No evidence was found of the company undertaking low-carbon transition planning to mitigate the social impacts of the transition on workers, affected stakeholders and its business relationships. Additionally, no evidence was found to demonstrate the company’s engagement in social dialogue or engagement with stakeholders in its just transition planning.
No public commitment by the company was found stating its intention to create and support access to green and decent jobs as part of the low-carbon transition. Moreover, no evidence was found of the company’s action to promote these jobs in a way that ensures gender balance and inclusion of vulnerable groups. Additionally, no relevant disclosure was found of the company’s assessment of employment dislocation risks.
The company discloses the measures it takes to embed equality of opportunity for women and vulnerable groups in training opportunities. For instance, it partners with an information technology (IT) company to offer training and employment opportunities in software engineering for ultra-Orthodox women in Israel. However, no evidence was found of the company having a process for identifying skills gaps for workers and stakeholders affected by the low-carbon transition or a public commitment to help workers displaced by the transition to reskill or upskill
No relevant disclosure was found to show if the company identifies impacts of the low-carbon transition on social protection for workers and affected stakeholders, nor how it contributes to social protection. Additionally, no evidence was found that the company expects its business relationships to contribute to the social protection of their workers and affected stakeholders.
No relevant disclosure was found to show how the company identifies any misalignment of its lobbying activities with policies and regulations that support the just transition, nor of the measures it takes to address misalignment. Furthermore, no evidence was found that the company lobbies for policies and regulations for green and decent job creation; retention, education and reskilling; and social protection for workers.
No evidence in policy documents was found of a company commitment to respect human rights or all of the ILO fundamental rights at work. Furthermore, the company can strengthen its disclosure on its human rights due diligence process and engagement with affected stakeholders. The company does, however, have a grievance mechanism available to workers and external stakeholders.
The company discloses the proportion of its direct workforce covered by collective bargaining agreements and some indicators of workforce diversity, including the age and gender of its workforce by employee category.

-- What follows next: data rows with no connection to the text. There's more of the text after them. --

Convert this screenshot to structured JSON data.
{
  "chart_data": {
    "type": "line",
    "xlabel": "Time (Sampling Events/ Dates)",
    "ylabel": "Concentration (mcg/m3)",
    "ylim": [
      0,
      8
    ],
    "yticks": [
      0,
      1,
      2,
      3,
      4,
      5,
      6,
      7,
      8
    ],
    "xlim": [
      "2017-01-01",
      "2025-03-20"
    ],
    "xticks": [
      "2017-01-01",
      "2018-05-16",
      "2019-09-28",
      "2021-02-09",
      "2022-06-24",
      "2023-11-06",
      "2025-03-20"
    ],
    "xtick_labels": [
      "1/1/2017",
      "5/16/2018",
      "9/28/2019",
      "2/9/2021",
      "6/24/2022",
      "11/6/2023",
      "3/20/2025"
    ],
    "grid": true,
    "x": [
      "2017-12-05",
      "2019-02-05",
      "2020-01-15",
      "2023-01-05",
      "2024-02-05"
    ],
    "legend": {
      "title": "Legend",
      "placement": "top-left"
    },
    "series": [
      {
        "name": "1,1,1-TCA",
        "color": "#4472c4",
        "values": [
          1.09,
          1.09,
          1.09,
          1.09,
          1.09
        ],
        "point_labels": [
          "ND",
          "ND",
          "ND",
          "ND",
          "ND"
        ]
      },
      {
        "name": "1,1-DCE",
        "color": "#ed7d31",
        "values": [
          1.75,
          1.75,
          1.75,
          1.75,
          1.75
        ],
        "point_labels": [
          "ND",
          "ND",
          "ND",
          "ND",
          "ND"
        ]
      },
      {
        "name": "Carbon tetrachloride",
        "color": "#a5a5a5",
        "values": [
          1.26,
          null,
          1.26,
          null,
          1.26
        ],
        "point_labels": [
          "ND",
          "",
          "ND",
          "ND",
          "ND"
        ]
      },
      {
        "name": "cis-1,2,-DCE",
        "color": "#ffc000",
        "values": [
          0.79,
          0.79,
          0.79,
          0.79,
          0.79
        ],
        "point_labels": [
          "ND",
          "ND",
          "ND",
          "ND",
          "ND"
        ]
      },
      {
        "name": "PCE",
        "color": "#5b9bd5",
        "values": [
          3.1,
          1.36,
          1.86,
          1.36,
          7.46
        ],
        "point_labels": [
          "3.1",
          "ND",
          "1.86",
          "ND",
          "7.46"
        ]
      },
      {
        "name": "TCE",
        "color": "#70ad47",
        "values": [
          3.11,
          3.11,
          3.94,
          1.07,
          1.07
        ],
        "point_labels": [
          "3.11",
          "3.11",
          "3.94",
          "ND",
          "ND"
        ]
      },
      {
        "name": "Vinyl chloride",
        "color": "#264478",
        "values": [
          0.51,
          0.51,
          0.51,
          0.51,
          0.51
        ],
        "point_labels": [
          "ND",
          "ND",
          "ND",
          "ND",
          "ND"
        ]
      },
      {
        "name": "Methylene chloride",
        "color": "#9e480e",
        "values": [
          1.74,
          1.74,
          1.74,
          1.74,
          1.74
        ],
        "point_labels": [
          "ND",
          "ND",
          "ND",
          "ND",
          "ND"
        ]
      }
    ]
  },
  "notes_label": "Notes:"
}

However, the company can increase disclosure on these subjects, as well as on its living wage and working hours practices. Furthermore, the company can strengthen its commitments to respecting worker health and safety and gender equality.
The company commits to protecting personal data. However, no evidence was found of a privacy statement regarding the collection, sharing and access to personal data of employees and customers. While the company has a policy prohibiting bribery and corruption, no evidence was found of the inclusion of anti-bribery and anti-corruption clauses in its contracts with business relationships. Furthermore, no evidence in policy documents was found regarding its global tax strategy and its lobbying and political engagement policy.